En tant qu'être humain dans sa dignité et son identité, j'ai été choqué depuis que j'ai été maintenu au sein de bâtiments sanitaires durant l'Armée. Pendant que je terminais mon service militaire, l'inexistence de droits censés m'appartenir m'a paru s'engager sur des indéterminismes fondamentaux à l'égard desquelles des précautions abstraites du monde « psy » estiment le droit « de mise à part » comme normale. C'est donc à l'appui d'une pression implacable des services hospitaliers qu'il est souvent difficile de connaitre ses droits, notamment avant que ces dernières s'installent au titre de votre prévention. Ce genre fort, débouchait déjà sur un faible appointage d'imputabilité. Il semble que le monde infirmier soit plutôt fermé à tout mon contexte parce que celui ci recèle des faits que l'Armée écarte et que le monde juridique revoit à la baisse. L'ensemble est resté très subjectif et c'est même un paradoxe qui jaillit du monde régulier et objectif, lui-même souvent discuté quand il s'installe dans une simple démesure. Oublier le contexte donc les faits c'est s'inscrire à l'essentiel dévoilé au fil du temps par la création d'un passif psychiatrique.. Les causes nécessaires à l'étude régulière de la définition d'une psychose ne sont pas remplies, par ailleurs l'armée a écarté toute sa responsabilité. Ce que je dis est pourtant limpide, on n'endort personne sous somnifère quand il dort normalement, il s'agit bien pour moi de me défendre en montrant qu'il s'est agit d'une injonction de force où les observations qui s'y sont inscrites ne sont pas conforme à ce qui se dit en pareil cas. Le major du service où j'ai été dirigé au sein de l'hôpital de Dijon s'est prononcé en amont des faits pour faire ressortir le risque « psychotique ». Il en est ressortit que ce contexte psychotique a été vu et revu puis abandonné. Depuis, on a tenté comme on fait en pareil cas d'examiner de plus prêt et de dire qui avait pu ressortir de l'enfance voire de l'adolescence, Pour autant ces thèmes se retrouvent dans deux expertises, notifiés comme corroborant les éléments d'écoles du domaine psychiatrique. Tout ce qui a été entretenu sur la foi du dossier administratif et médical ne pourrait aujourd'hui plus être imputé de façon civile montrant ainsi ce qui ne valait pas la peine d'être relevé dès la dite origine d'un trouble qui m'a valu cinq mois de plus sous les drapeaux.

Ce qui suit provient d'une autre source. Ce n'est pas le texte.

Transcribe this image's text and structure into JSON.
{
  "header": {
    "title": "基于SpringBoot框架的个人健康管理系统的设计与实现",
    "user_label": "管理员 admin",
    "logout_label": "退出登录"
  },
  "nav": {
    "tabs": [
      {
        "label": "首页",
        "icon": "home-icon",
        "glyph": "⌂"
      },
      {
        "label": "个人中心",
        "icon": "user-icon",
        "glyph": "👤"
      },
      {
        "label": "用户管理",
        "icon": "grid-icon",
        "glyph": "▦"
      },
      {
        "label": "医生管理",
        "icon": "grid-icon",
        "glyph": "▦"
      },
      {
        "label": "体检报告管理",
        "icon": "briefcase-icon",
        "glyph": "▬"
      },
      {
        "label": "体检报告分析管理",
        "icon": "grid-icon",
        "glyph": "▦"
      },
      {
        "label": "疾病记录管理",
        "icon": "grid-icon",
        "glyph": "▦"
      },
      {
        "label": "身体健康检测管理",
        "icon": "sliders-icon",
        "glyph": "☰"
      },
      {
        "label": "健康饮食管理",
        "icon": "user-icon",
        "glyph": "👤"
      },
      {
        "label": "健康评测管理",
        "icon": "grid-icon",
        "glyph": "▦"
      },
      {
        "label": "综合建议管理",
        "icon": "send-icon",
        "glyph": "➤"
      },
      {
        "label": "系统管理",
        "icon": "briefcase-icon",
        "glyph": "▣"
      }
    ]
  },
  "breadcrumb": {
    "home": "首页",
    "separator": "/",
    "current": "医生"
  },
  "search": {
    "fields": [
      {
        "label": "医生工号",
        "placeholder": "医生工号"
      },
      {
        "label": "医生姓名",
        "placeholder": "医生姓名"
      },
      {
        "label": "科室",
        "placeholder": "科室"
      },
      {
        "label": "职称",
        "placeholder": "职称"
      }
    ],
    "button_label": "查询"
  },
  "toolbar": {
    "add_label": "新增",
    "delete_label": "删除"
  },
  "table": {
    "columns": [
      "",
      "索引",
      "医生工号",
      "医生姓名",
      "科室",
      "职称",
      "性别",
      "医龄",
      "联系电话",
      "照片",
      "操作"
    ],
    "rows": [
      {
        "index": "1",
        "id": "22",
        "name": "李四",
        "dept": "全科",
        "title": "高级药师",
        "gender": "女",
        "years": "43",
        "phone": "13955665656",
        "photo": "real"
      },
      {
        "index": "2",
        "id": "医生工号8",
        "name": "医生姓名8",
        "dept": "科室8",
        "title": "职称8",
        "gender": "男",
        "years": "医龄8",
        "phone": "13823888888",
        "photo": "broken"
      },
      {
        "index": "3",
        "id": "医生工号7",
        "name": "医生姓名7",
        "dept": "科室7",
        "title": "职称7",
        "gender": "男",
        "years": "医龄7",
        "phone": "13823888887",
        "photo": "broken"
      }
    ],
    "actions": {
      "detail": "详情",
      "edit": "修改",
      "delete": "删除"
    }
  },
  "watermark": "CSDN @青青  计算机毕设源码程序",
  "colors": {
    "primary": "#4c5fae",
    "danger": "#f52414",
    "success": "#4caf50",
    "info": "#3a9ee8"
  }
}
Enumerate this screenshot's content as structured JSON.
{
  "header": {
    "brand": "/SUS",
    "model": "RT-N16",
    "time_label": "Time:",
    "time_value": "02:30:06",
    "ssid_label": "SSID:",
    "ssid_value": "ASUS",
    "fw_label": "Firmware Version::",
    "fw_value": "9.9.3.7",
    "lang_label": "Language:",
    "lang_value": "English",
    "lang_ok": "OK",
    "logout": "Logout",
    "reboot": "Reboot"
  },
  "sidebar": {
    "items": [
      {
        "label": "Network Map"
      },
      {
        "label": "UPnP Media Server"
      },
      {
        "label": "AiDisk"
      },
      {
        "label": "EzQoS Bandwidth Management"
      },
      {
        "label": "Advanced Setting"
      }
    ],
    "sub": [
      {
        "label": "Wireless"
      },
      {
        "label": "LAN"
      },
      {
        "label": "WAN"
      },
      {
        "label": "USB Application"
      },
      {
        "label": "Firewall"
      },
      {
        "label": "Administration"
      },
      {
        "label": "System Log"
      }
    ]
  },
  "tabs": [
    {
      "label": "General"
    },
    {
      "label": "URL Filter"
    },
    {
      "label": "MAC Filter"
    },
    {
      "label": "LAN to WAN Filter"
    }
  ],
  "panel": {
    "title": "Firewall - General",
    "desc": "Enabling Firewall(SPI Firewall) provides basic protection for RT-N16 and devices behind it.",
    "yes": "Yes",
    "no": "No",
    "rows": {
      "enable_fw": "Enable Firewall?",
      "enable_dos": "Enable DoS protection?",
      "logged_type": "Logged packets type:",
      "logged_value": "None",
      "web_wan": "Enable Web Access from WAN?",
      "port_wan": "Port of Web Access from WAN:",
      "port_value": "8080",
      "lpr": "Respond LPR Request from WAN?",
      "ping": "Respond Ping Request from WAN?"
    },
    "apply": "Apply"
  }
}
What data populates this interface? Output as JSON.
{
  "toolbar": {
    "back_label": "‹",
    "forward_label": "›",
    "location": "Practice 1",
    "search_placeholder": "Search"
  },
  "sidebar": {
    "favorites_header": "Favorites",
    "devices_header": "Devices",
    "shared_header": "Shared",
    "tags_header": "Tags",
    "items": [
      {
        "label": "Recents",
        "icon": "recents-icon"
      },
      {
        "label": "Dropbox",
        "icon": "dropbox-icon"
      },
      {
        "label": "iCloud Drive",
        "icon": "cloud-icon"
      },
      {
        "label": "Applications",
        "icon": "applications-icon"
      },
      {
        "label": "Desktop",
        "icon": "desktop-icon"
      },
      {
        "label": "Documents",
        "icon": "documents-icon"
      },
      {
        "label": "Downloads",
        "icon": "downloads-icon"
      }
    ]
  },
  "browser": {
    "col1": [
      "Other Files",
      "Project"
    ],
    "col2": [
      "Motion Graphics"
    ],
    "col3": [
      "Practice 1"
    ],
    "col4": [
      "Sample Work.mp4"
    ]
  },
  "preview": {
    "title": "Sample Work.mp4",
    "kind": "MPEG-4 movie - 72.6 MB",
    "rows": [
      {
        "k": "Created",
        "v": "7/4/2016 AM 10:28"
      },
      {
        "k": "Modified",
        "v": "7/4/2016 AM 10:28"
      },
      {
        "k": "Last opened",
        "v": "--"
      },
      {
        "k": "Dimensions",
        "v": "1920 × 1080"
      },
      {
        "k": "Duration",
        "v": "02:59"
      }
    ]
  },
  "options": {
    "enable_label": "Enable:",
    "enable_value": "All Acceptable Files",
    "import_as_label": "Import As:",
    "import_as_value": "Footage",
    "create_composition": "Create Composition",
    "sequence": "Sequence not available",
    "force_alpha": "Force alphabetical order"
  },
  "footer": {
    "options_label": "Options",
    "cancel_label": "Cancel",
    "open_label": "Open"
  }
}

On a perduré dans cette situation pour ajouter : problèmes dans la vie professionnelle, privée, familiale, affective, ces problèmes valent-ils la peine d'être soutenu ? En autre terme, qu'est-ce qui continue à gêner sur le plan mental et psychique ? . ..

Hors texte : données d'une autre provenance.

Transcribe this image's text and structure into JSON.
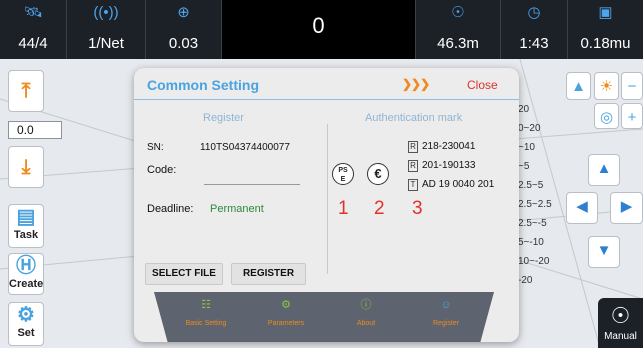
{
  "status_bar": [
    {
      "icon": "satellite-icon",
      "value": "44/4"
    },
    {
      "icon": "antenna-icon",
      "value": "1/Net"
    },
    {
      "icon": "target-icon",
      "value": "0.03"
    },
    {
      "icon": "none",
      "value": "0"
    },
    {
      "icon": "altitude-icon",
      "value": "46.3m"
    },
    {
      "icon": "clock-icon",
      "value": "1:43"
    },
    {
      "icon": "battery-icon",
      "value": "0.18mu"
    }
  ],
  "left_toolbar": {
    "value_field": "0.0",
    "task_label": "Task",
    "create_label": "Create",
    "set_label": "Set"
  },
  "right_list": [
    "20",
    "0~20",
    "~10",
    "~5",
    "2.5~5",
    "2.5~2.5",
    "2.5~-5",
    "5~-10",
    "10~-20",
    "-20"
  ],
  "manual_label": "Manual",
  "dialog": {
    "title": "Common Setting",
    "more_glyph": "❯❯❯",
    "close_label": "Close",
    "register": {
      "heading": "Register",
      "sn_label": "SN:",
      "sn_value": "110TS04374400077",
      "code_label": "Code:",
      "deadline_label": "Deadline:",
      "deadline_value": "Permanent",
      "select_file_label": "SELECT FILE",
      "register_label": "REGISTER"
    },
    "auth": {
      "heading": "Authentication mark",
      "pse_label": "PS\nE",
      "certs": [
        {
          "box": "R",
          "value": "218-230041"
        },
        {
          "box": "R",
          "value": "201-190133"
        },
        {
          "box": "T",
          "value": "AD 19 0040 201"
        }
      ],
      "numbers": [
        "1",
        "2",
        "3"
      ]
    },
    "tabs": [
      {
        "icon": "grid-icon",
        "label": "Basic Setting"
      },
      {
        "icon": "gear-icon",
        "label": "Parameters"
      },
      {
        "icon": "info-icon",
        "label": "About"
      },
      {
        "icon": "person-icon",
        "label": "Register"
      }
    ]
  },
  "colors": {
    "accent": "#4aa3df",
    "warning": "#f08a1c",
    "close": "#e0322d",
    "green": "#2d8a3e"
  }
}
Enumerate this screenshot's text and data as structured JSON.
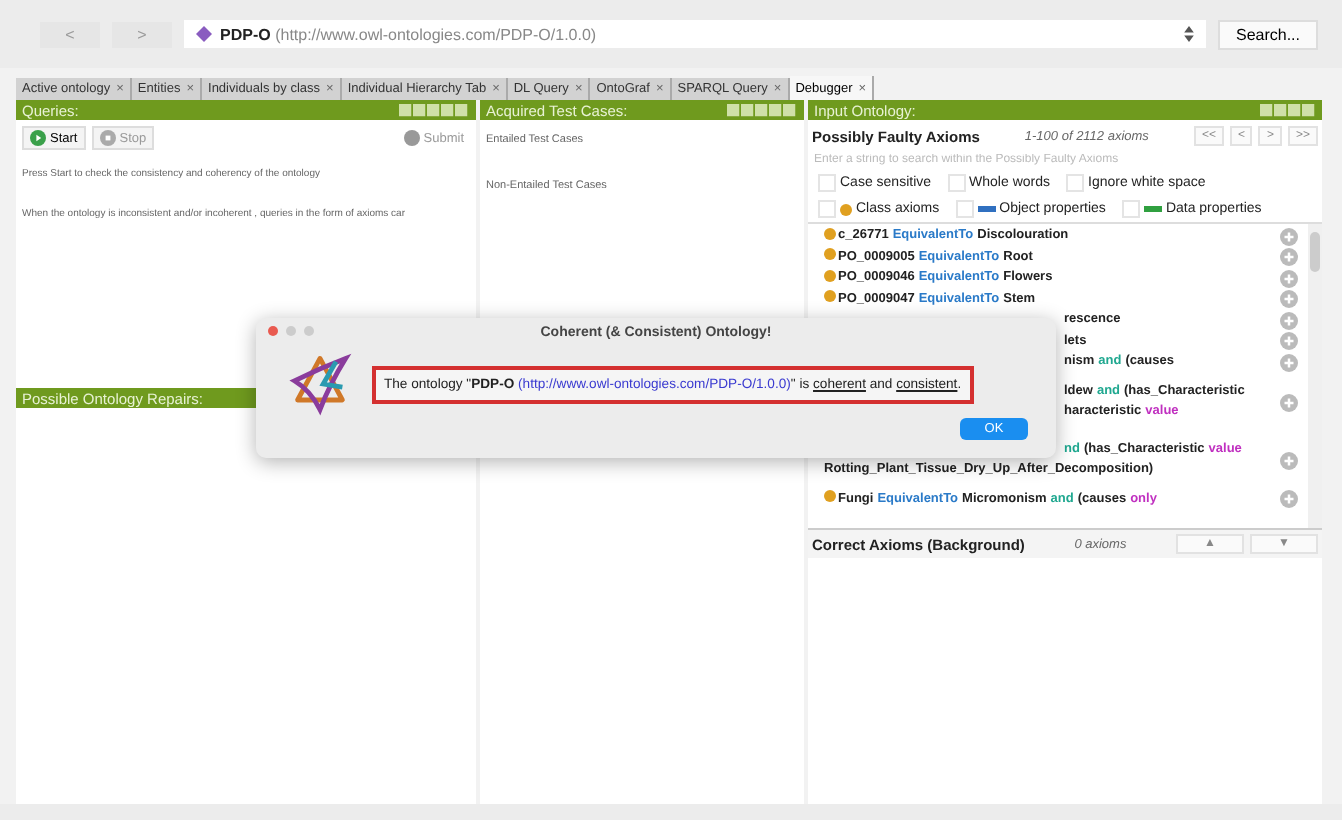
{
  "toolbar": {
    "back": "<",
    "forward": ">",
    "address": {
      "name": "PDP-O",
      "iri": "(http://www.owl-ontologies.com/PDP-O/1.0.0)"
    },
    "search": "Search..."
  },
  "tabs": [
    {
      "label": "Active ontology",
      "close": "×",
      "selected": false
    },
    {
      "label": "Entities",
      "close": "×",
      "selected": false
    },
    {
      "label": "Individuals by class",
      "close": "×",
      "selected": false
    },
    {
      "label": "Individual Hierarchy Tab",
      "close": "×",
      "selected": false
    },
    {
      "label": "DL Query",
      "close": "×",
      "selected": false
    },
    {
      "label": "OntoGraf",
      "close": "×",
      "selected": false
    },
    {
      "label": "SPARQL Query",
      "close": "×",
      "selected": false
    },
    {
      "label": "Debugger",
      "close": "×",
      "selected": true
    }
  ],
  "queries": {
    "title": "Queries:",
    "start": "Start",
    "stop": "Stop",
    "submit": "Submit",
    "lines": [
      "Press Start to check the consistency and coherency of the ontology",
      "When the ontology is inconsistent and/or incoherent , queries in the form of axioms car"
    ],
    "repairs_title": "Possible Ontology Repairs:"
  },
  "test_cases": {
    "title": "Acquired Test Cases:",
    "sections": [
      "Entailed Test Cases",
      "Non-Entailed Test Cases"
    ]
  },
  "input_ontology": {
    "title": "Input Ontology:",
    "faulty_title": "Possibly Faulty Axioms",
    "range": "1-100 of 2112 axioms",
    "pager": [
      "<<",
      "<",
      ">",
      ">>"
    ],
    "search_placeholder": "Enter a string to search within the Possibly Faulty Axioms",
    "options": [
      {
        "label": "Case sensitive",
        "checked": false
      },
      {
        "label": "Whole words",
        "checked": false
      },
      {
        "label": "Ignore white space",
        "checked": false
      }
    ],
    "types": [
      {
        "label": "Class axioms",
        "checked": false,
        "color": "#e0a020",
        "kind": "dot"
      },
      {
        "label": "Object properties",
        "checked": false,
        "color": "#3070c0",
        "kind": "bar"
      },
      {
        "label": "Data properties",
        "checked": false,
        "color": "#30a040",
        "kind": "bar"
      }
    ],
    "axioms": [
      {
        "lines": [
          {
            "partial": false,
            "segs": [
              {
                "kind": "entity",
                "text": "c_26771"
              },
              {
                "kind": "keyword",
                "text": "EquivalentTo"
              },
              {
                "kind": "entity",
                "text": "Discolouration"
              }
            ]
          }
        ]
      },
      {
        "lines": [
          {
            "partial": false,
            "segs": [
              {
                "kind": "entity",
                "text": "PO_0009005"
              },
              {
                "kind": "keyword",
                "text": "EquivalentTo"
              },
              {
                "kind": "entity",
                "text": "Root"
              }
            ]
          }
        ]
      },
      {
        "lines": [
          {
            "partial": false,
            "segs": [
              {
                "kind": "entity",
                "text": "PO_0009046"
              },
              {
                "kind": "keyword",
                "text": "EquivalentTo"
              },
              {
                "kind": "entity",
                "text": "Flowers"
              }
            ]
          }
        ]
      },
      {
        "lines": [
          {
            "partial": false,
            "segs": [
              {
                "kind": "entity",
                "text": "PO_0009047"
              },
              {
                "kind": "keyword",
                "text": "EquivalentTo"
              },
              {
                "kind": "entity",
                "text": "Stem"
              }
            ]
          }
        ]
      },
      {
        "lines": [
          {
            "partial": true,
            "segs": [
              {
                "kind": "entity",
                "text": "rescence"
              }
            ]
          }
        ]
      },
      {
        "lines": [
          {
            "partial": true,
            "segs": [
              {
                "kind": "entity",
                "text": "lets"
              }
            ]
          }
        ]
      },
      {
        "lines": [
          {
            "partial": true,
            "segs": [
              {
                "kind": "entity",
                "text": "nism"
              },
              {
                "kind": "connective",
                "text": "and"
              },
              {
                "kind": "entity",
                "text": "(causes"
              }
            ]
          }
        ]
      },
      {
        "lines": [
          {
            "partial": true,
            "segs": [
              {
                "kind": "entity",
                "text": "ldew"
              },
              {
                "kind": "connective",
                "text": "and"
              },
              {
                "kind": "entity",
                "text": "(has_Characteristic"
              }
            ]
          },
          {
            "partial": true,
            "segs": [
              {
                "kind": "entity",
                "text": "haracteristic"
              },
              {
                "kind": "restriction",
                "text": "value"
              }
            ]
          }
        ]
      },
      {
        "lines": [
          {
            "partial": true,
            "segs": [
              {
                "kind": "connective",
                "text": "nd"
              },
              {
                "kind": "entity",
                "text": "(has_Characteristic"
              },
              {
                "kind": "restriction",
                "text": "value"
              }
            ]
          },
          {
            "partial": false,
            "segs": [
              {
                "kind": "entity",
                "text": "Rotting_Plant_Tissue_Dry_Up_After_Decomposition)"
              }
            ]
          }
        ]
      },
      {
        "lines": [
          {
            "partial": false,
            "segs": [
              {
                "kind": "entity",
                "text": "Fungi"
              },
              {
                "kind": "keyword",
                "text": "EquivalentTo"
              },
              {
                "kind": "entity",
                "text": "Micromonism"
              },
              {
                "kind": "connective",
                "text": "and"
              },
              {
                "kind": "entity",
                "text": "(causes"
              },
              {
                "kind": "restriction",
                "text": "only"
              }
            ]
          }
        ]
      }
    ],
    "correct_title": "Correct Axioms (Background)",
    "correct_count": "0 axioms",
    "up": "▲",
    "down": "▼"
  },
  "dialog": {
    "title": "Coherent (& Consistent) Ontology!",
    "message": [
      {
        "kind": "plain",
        "text": "The ontology \""
      },
      {
        "kind": "bold",
        "text": "PDP-O"
      },
      {
        "kind": "link",
        "text": " (http://www.owl-ontologies.com/PDP-O/1.0.0)"
      },
      {
        "kind": "plain",
        "text": "\" is "
      },
      {
        "kind": "underline",
        "text": "coherent"
      },
      {
        "kind": "plain",
        "text": " and "
      },
      {
        "kind": "underline",
        "text": "consistent"
      },
      {
        "kind": "plain",
        "text": "."
      }
    ],
    "ok": "OK"
  }
}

L'Armée sur le plan psychiatrique dit avoir des croyances, une démarche aussi appliquée est une manifestation qui touche à la reconnaissance obligatoire d'un soutien médicamenteux sur le mode de l'infirmité humaine.
En ajoutant la personnalité pathologique, celle qui se déforme au contact d'une société dans son fonctionnement et non d'un modèle, je pense que l'État s'égare, par l'exercice partiel et véhément de son pouvoir, de sa gouvernance. Un État qui n'a jamais cessé de proclamer mes manques à travers les anomalies du seul mode de fonctionnement.

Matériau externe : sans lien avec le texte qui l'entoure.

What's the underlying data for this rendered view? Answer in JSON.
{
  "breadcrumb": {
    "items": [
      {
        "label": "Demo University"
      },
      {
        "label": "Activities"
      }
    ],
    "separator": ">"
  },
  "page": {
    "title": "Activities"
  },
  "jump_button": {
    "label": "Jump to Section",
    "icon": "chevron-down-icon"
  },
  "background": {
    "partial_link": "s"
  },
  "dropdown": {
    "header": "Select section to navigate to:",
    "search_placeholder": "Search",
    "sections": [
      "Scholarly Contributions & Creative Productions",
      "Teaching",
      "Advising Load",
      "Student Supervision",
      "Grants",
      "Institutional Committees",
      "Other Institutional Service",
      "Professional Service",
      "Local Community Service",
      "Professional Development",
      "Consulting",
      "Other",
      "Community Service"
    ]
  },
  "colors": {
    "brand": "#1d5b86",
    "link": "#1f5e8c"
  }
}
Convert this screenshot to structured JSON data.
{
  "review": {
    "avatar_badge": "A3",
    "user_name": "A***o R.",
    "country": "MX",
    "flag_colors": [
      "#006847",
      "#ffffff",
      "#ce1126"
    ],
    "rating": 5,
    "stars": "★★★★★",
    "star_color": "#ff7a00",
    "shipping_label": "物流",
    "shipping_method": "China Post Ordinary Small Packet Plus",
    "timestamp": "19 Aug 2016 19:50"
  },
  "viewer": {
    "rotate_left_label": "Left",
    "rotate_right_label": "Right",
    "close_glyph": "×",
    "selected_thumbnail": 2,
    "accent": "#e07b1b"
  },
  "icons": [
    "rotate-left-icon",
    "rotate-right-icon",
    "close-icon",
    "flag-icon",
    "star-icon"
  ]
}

Quel est l'intérêt de souscrire à une imputabilité caricaturale que le mode militaire fait ensuite disparaitre !. Ce contenant lorsqu'il se porte sur le système de renvoi tel qu'il s'inscrit sur les expertises fait apparaitre un contenant qu'on friche au délit relationnel,

Imaginez les doutes de santé occasionnée par l'inexistence. Le rôle sanitaire durant l'armée m'a désorienté en détruisant ce qui était déjà sécurisé en famille.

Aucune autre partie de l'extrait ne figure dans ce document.